A cantora Adriana Araújo morreu nesta segunda-feira (2), em Belo Horizonte, após sofrer um aneurisma cerebral. Ela estava internada no Hospital Odilon Behrens desde o último sábado, quando teve uma hemorragia de grande extensão, e permanecia em coma desde então.
A morte foi confirmada por meio do perfil oficial da artista nas redes sociais. Em nota, familiares e equipe destacaram a importância de Adriana para o samba mineiro e o impacto de sua presença dentro e fora dos palcos.
“Adriana foi muito mais do que uma grande voz do samba.
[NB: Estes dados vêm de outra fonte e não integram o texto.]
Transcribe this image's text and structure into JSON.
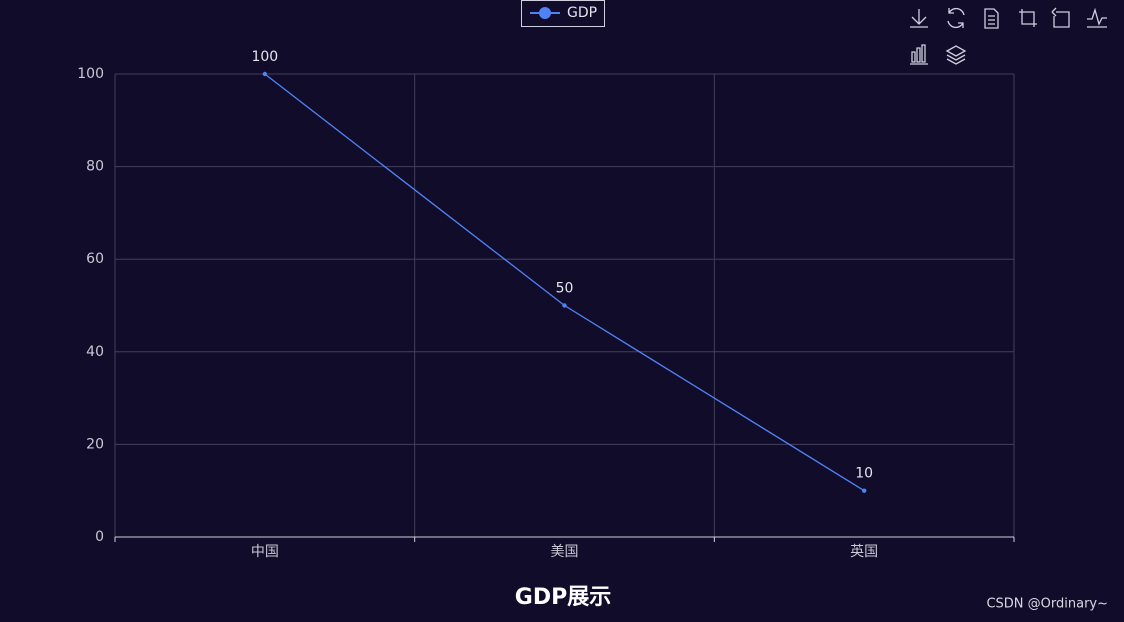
{
  "chart_data": {
    "type": "line",
    "title": "GDP展示",
    "categories": [
      "中国",
      "美国",
      "英国"
    ],
    "series": [
      {
        "name": "GDP",
        "color": "#4f83f5",
        "values": [
          100,
          50,
          10
        ]
      }
    ],
    "ylim": [
      0,
      100
    ],
    "yticks": [
      0,
      20,
      40,
      60,
      80,
      100
    ],
    "grid": true,
    "legend": "top",
    "watermark": "CSDN @Ordinary~"
  }
}
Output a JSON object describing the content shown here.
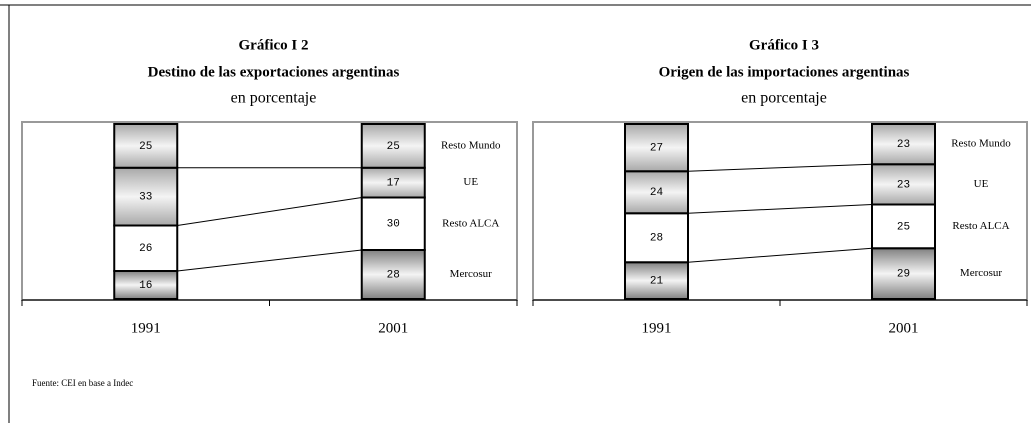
{
  "chart_data": [
    {
      "type": "stacked_bar",
      "title": "Gráfico I 2",
      "subtitle": "Destino de las exportaciones argentinas",
      "unit_label": "en porcentaje",
      "categories": [
        "1991",
        "2001"
      ],
      "ylim": [
        0,
        100
      ],
      "series": [
        {
          "name": "Mercosur",
          "color": "#808080",
          "values": [
            16,
            28
          ]
        },
        {
          "name": "Resto ALCA",
          "color": "#ffffff",
          "values": [
            26,
            30
          ]
        },
        {
          "name": "UE",
          "color": "#a8a8a8",
          "values": [
            33,
            17
          ]
        },
        {
          "name": "Resto Mundo",
          "color": "#a8a8a8",
          "values": [
            25,
            25
          ]
        }
      ]
    },
    {
      "type": "stacked_bar",
      "title": "Gráfico I 3",
      "subtitle": "Origen de las importaciones argentinas",
      "unit_label": "en porcentaje",
      "categories": [
        "1991",
        "2001"
      ],
      "ylim": [
        0,
        100
      ],
      "series": [
        {
          "name": "Mercosur",
          "color": "#808080",
          "values": [
            21,
            29
          ]
        },
        {
          "name": "Resto ALCA",
          "color": "#ffffff",
          "values": [
            28,
            25
          ]
        },
        {
          "name": "UE",
          "color": "#a8a8a8",
          "values": [
            24,
            23
          ]
        },
        {
          "name": "Resto Mundo",
          "color": "#a8a8a8",
          "values": [
            27,
            23
          ]
        }
      ]
    }
  ],
  "source": "Fuente: CEI en base a Indec"
}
Foi abraço largo, sorriso fácil, coração generoso e uma alegria de viver que iluminava todos ao seu redor. O samba sentirá profundamente sua ausência”, diz trecho do comunicado.
Natural da Pedreira Prado Lopes, tradicional reduto do samba na capital mineira, Adriana construiu sua trajetória artística a partir das vivências na comunidade. Integrou o grupo Simplicidade Samba e, posteriormente, consolidou carreira solo, tornando-se reconhecida pela potência vocal, interpretação marcante e forte presença de palco.
Em 2021, lançou o álbum autoral Minha Verdade. Ao longo da carreira, participou de rodas, festivais e projetos culturais que fortaleceram o samba em Belo Horizonte. Durante a pandemia, também esteve envolvida em ações solidárias, ampliando sua atuação para além da música.
Até a última atualização desta reportagem, não haviam sido divulgadas informações sobre velório e sepultamento.